Consider the following:
import numpy as np
from numpy.lib.stride_tricks import sliding_window_view
import pandas as pd
data = np.random.randn(10**6)
data_pandas = pd.Series(data)
window = 2
%timeit np.mean(sliding_window_view(data, window), axis=1)
# 19.3 ms ± 255 µs per loop (mean ± std. dev. of 7 runs, 100 loops each)
%timeit data_pandas.rolling(window).mean()
# 34.3 ms ± 688 µs per loop (mean ± std. dev. of 7 runs, 10 loops each)
window = 1000
%timeit np.mean(sliding_window_view(data, window), axis=1)
# 302 ms ± 8.01 ms per loop (mean ± std. dev. of 7 runs, 1 loop each)

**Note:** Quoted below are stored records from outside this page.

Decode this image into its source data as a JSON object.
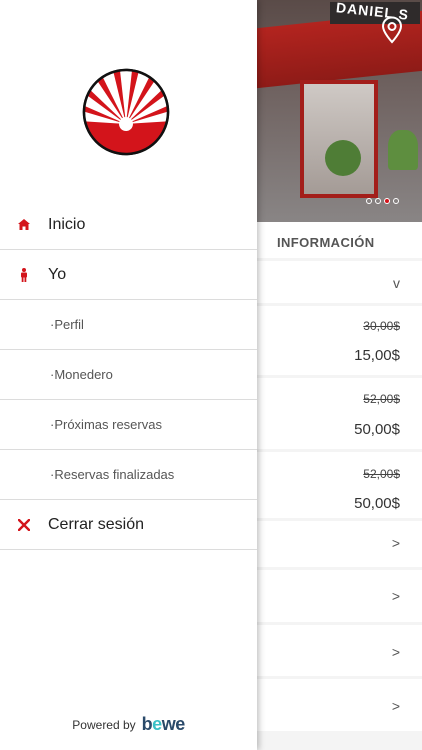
{
  "hero": {
    "sign_text": "DANIEL S",
    "pin_icon": "map-pin-icon",
    "carousel": {
      "total": 4,
      "active_index": 2
    }
  },
  "info_panel": {
    "header": "INFORMACIÓN",
    "top_chevron": "v",
    "items": [
      {
        "old_price": "30,00$",
        "new_price": "15,00$"
      },
      {
        "old_price": "52,00$",
        "new_price": "50,00$"
      },
      {
        "old_price": "52,00$",
        "new_price": "50,00$"
      }
    ],
    "chevrons": [
      ">",
      ">",
      ">",
      ">"
    ]
  },
  "drawer": {
    "logo": "sunburst-logo",
    "menu": [
      {
        "label": "Inicio",
        "icon": "home-icon"
      },
      {
        "label": "Yo",
        "icon": "person-icon"
      },
      {
        "label": "·Perfil"
      },
      {
        "label": "·Monedero"
      },
      {
        "label": "·Próximas reservas"
      },
      {
        "label": "·Reservas finalizadas"
      },
      {
        "label": "Cerrar sesión",
        "icon": "close-icon"
      }
    ],
    "footer": {
      "powered": "Powered by",
      "brand_a": "b",
      "brand_e": "e",
      "brand_b": "we"
    }
  },
  "colors": {
    "accent": "#d3141b",
    "divider": "#dcdcdc",
    "brand_dark": "#2a4a6a",
    "brand_teal": "#3ac1c7"
  }
}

%timeit data_pandas.rolling(window).mean()
# 31.7 ms ± 958 µs per loop (mean ± std. dev. of 7 runs, 10 loops each)
result_numpy = np.mean(sliding_window_view(data, window), axis=1)
result_pandas = data_pandas.rolling(window).mean()[window-1:]

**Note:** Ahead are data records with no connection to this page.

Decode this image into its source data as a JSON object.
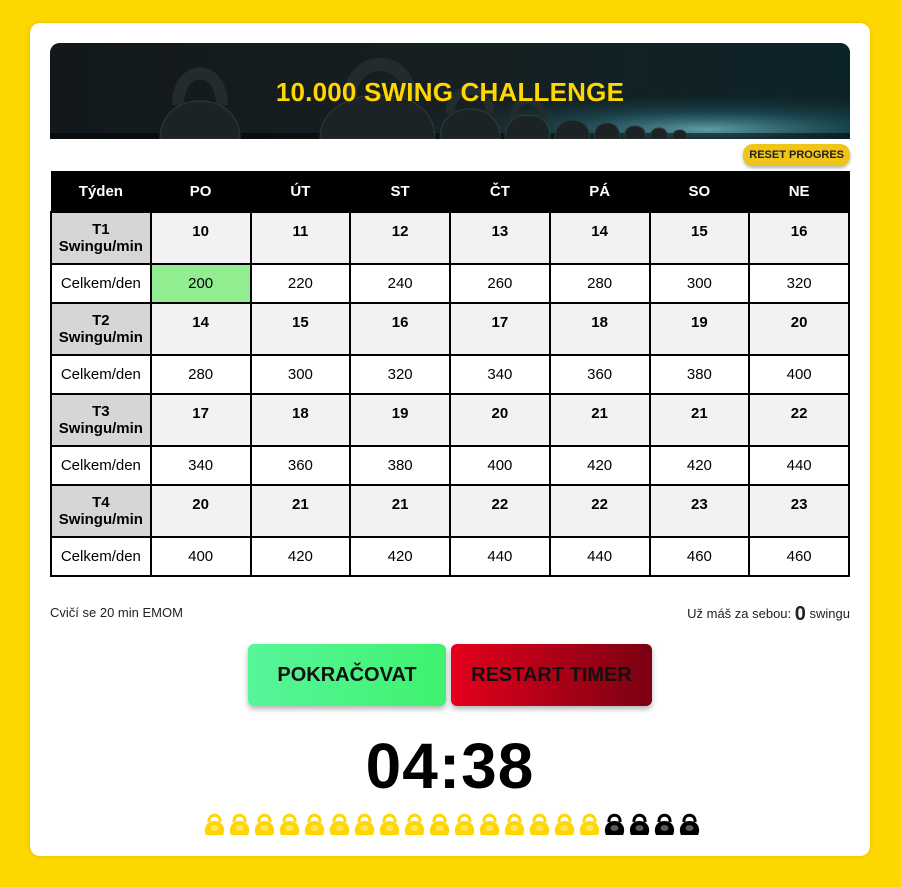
{
  "banner": {
    "title": "10.000 SWING CHALLENGE"
  },
  "reset_label": "RESET PROGRES",
  "table": {
    "headers": [
      "Týden",
      "PO",
      "ÚT",
      "ST",
      "ČT",
      "PÁ",
      "SO",
      "NE"
    ],
    "total_label": "Celkem/den",
    "weeks": [
      {
        "label_top": "T1",
        "label_bottom": "Swingu/min",
        "swings": [
          "10",
          "11",
          "12",
          "13",
          "14",
          "15",
          "16"
        ],
        "totals": [
          "200",
          "220",
          "240",
          "260",
          "280",
          "300",
          "320"
        ]
      },
      {
        "label_top": "T2",
        "label_bottom": "Swingu/min",
        "swings": [
          "14",
          "15",
          "16",
          "17",
          "18",
          "19",
          "20"
        ],
        "totals": [
          "280",
          "300",
          "320",
          "340",
          "360",
          "380",
          "400"
        ]
      },
      {
        "label_top": "T3",
        "label_bottom": "Swingu/min",
        "swings": [
          "17",
          "18",
          "19",
          "20",
          "21",
          "21",
          "22"
        ],
        "totals": [
          "340",
          "360",
          "380",
          "400",
          "420",
          "420",
          "440"
        ]
      },
      {
        "label_top": "T4",
        "label_bottom": "Swingu/min",
        "swings": [
          "20",
          "21",
          "21",
          "22",
          "22",
          "23",
          "23"
        ],
        "totals": [
          "400",
          "420",
          "420",
          "440",
          "440",
          "460",
          "460"
        ]
      }
    ]
  },
  "completed_day": {
    "week": 1,
    "day": "PO",
    "color": "#90ee90"
  },
  "note": "Cvičí se 20 min EMOM",
  "counter": {
    "prefix": "Už máš za sebou:",
    "value": "0",
    "suffix": "swingu"
  },
  "buttons": {
    "continue": "POKRAČOVAT",
    "restart": "RESTART TIMER"
  },
  "timer": "04:38",
  "progress": {
    "total": 20,
    "done": 16,
    "done_color": "#ffd700",
    "remaining_color": "#000000",
    "icon": "kettlebell-icon"
  },
  "colors": {
    "background": "#ffd700",
    "accent": "#ffd700",
    "header": "#000000",
    "continue": "#4cf07f",
    "restart": "#c8001a"
  }
}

np.allclose(result_numpy, result_pandas)
# True
The pandas implementation is actually faster for a larger window size, whereas the numpy implementation is much slower.
What is going on under the hood with pandas, and how can we get similar performance using numpy?
How can I get similar performance on large windows in numpy as compared to pandas?